Меня душит гнев, но она еще не закончила.
– И я бы сделала это и даже больше, если бы знала, что между приемами лекарств, больничными процедурами, физиотерапией и очисткой легких у него будет жизнь, которая этого стоит.
Зал затаил дыхание. Взглянув на судью, Пипа добавляет:
– Но я в это не верю.
Я потираю затылок, опускаю голову и морщу лоб, словно это может заглушить шум в моей голове и стереть картины, нарисованные Пипой.

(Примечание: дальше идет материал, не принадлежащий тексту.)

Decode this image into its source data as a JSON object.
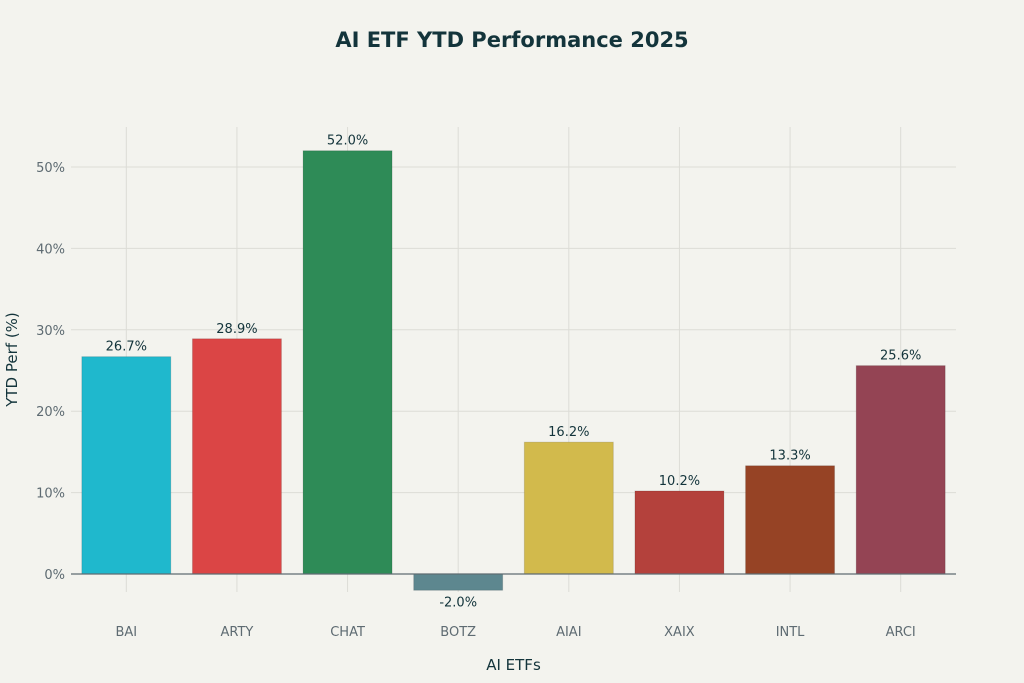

Я ведь тоже там был. Видел все это, помогал с физиотерапией, но… Когда я неделями пропадал на работе, Пипа проводила все свои дни в больнице с Диланом. Мы сделали свой выбор, исходя из разного опыта, опираясь на непохожие реалии. Поэтому нам так трудно понять друг друга.
– Миссис Адамс, вы понимаете, что, если суд вас поддержит, ваш сын умрет?
– Да.
Коротко и ясно, но как мучительно.
Адвокат уже собирается сесть, но Пипа продолжает говорить:
– Пусть все поймут, что я
Запнувшись, она тихо, словно из последних сил, произносит:
– В этом вся разница.
Я думаю о моем собственном выступлении, тщательно подготовленном Лаурой Кинг. «Вы должны донести до суда, почему именно вы возражаете против решения врачей». Вспоминаю весь тот солидный арсенал аргументов в пользу сохранения жизни Дилану, что нам удалось собрать. Перед глазами всплывают образы, столь эмоционально обрисованные Пипой. И в мою душу закрадываются сомнения.
– Все свидетельства были в пользу просителя, – говорит мне Лаура во время перерыва.
Отхлебнув кофе из местного буфета, она делает гримасу.
– Их главная цель – заставить вас сомневаться. Но после выступления наших свидетелей вы почувствуете себя гораздо увереннее.
Так и происходит.
Наш первый свидетель – доктор Ганс Шульц. У него темные волосы и круглые очки, делающие его похожим на сову. Его осанка настолько безупречна, что, когда он пришел в больницу, я почти ждал, что он начнет по-военному щелкать каблуками. Он был вторым независимым врачом, которого нашла Лаура.
– К сожалению, я не смогу выступить на вашей стороне, – заявил первый. Французский педиатр в костюме от Пола Смита.
Его заключение было кратким и столь похожим на заключение доктора Халили, словно они были написаны ими совместно. «Вероятность осмысленной жизни полностью исключена». Таков был его безжалостный вердикт.
– Я провел с пациентом достаточно времени и заметил, что его зрачки реагируют на свет, а когда я говорил, он поворачивал ко мне голову, – на безукоризненном английском сообщает доктор Шульц суду.